In the above, I have sought to distinguish between two types of top-down campaigns that play upon the notion of conspiracy. The first type is the creation and promotion of official, quasi-official, and hegemonic *conspiracy theories,* such as the WMD-Saddam-9/11 narrative promoted by the government in 2002-2003, and the #Russiagate narrative about Trump since 2015. Although these qualify by any definition, they are never hegemonically termed conspiracy theories, even after they are exposed as false. The second type is *conspiracy panic,* meaning efforts and campaigns to promote official, quasi-official, and hegemonic over-reaction, condemnation, and political exploitation of unwanted conspiracy theories. Such panics target obvious red-herring operations, like QAnon, and other right-wing grand-global conspiracy theories. However, conspiracy panics also tend to label systemic criticism generally as the bad kind of ‘conspiracy theory’, the kind that merits contempt and even censorship. The two propaganda streams — theatrical panic about unwanted conspiracy theory on the one hand, and promotion of hegemonic conspiracy theories on the other — converge when rejection of a hegemonic conspiracy theory is itself condemned as unwanted conspiracy theory.

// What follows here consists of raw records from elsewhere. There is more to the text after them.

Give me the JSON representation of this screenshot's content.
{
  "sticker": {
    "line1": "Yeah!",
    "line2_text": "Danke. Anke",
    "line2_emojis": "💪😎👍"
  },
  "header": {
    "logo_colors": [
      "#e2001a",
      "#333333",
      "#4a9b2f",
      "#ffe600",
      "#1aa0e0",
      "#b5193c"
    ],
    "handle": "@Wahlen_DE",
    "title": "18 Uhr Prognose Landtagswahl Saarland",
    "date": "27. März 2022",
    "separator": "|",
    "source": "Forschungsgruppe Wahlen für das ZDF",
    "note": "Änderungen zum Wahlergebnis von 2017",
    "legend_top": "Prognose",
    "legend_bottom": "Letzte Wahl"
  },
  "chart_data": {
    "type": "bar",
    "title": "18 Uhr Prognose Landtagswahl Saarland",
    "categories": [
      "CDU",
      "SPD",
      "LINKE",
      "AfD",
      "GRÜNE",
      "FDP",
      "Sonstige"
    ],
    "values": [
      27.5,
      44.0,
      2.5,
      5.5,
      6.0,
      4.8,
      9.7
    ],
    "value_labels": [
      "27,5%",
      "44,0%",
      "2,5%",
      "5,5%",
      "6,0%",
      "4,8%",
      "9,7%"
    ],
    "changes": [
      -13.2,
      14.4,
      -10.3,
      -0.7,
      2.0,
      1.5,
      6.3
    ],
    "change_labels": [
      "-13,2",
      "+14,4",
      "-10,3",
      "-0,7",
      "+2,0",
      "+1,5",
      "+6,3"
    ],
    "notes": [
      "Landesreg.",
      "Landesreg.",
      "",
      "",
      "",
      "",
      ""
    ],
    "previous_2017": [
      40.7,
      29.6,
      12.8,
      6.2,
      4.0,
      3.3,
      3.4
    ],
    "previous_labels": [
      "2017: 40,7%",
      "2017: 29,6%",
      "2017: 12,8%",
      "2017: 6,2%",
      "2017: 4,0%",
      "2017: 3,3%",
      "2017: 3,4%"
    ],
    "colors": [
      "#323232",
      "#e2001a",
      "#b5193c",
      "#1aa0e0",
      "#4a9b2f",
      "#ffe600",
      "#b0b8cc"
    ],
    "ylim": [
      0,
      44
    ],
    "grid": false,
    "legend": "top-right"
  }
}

Conspiracy panic is a propaganda weapon that props up an overall portrayal of the mass of the people (and especially critics of the ideological hegemony, of whatever stripe, good or bad) as ipso-facto stupid, preemptively discredited, crazy, irrational, unworthy of participation in discourse, and potentially dangerous. Conspiracy panic nowadays is a go-to for liberals to deny and distract and divert potentially radical struggles into incremental bullshit. That way they need think less about systemic irrationality, falsehood, evils, and failures, and how most of the unfolding disasters — including Trump himself — are not aberrations or surprises but predictable products of the “American way” and the global capitalist system. It’s easier and more comforting to affect being appalled at the stupidity of QAnon (or the supposed millions who were moved to vote for Trump only because they saw a “Russian” post online), and to virtue-signal that you are different from the dumb right-wing patsies who eat that shit up, than to spend too much time being aware that the billionaire and corporate and ensconced policy-making ruling class as a whole — their names are known and plastered in the headlines — is by definition a predator class, professionally incapable of mercy, with overwhelming power over the rest of us, acting in ways that guarantee capitalism and its “ways of life” will continue burning the planet, literally, until the ecosystem’s capacity to sustain the present human civilization and population collapses. Which, speaking in historical lengths, is imminent, and possibly no longer reversible. Fight this anyway.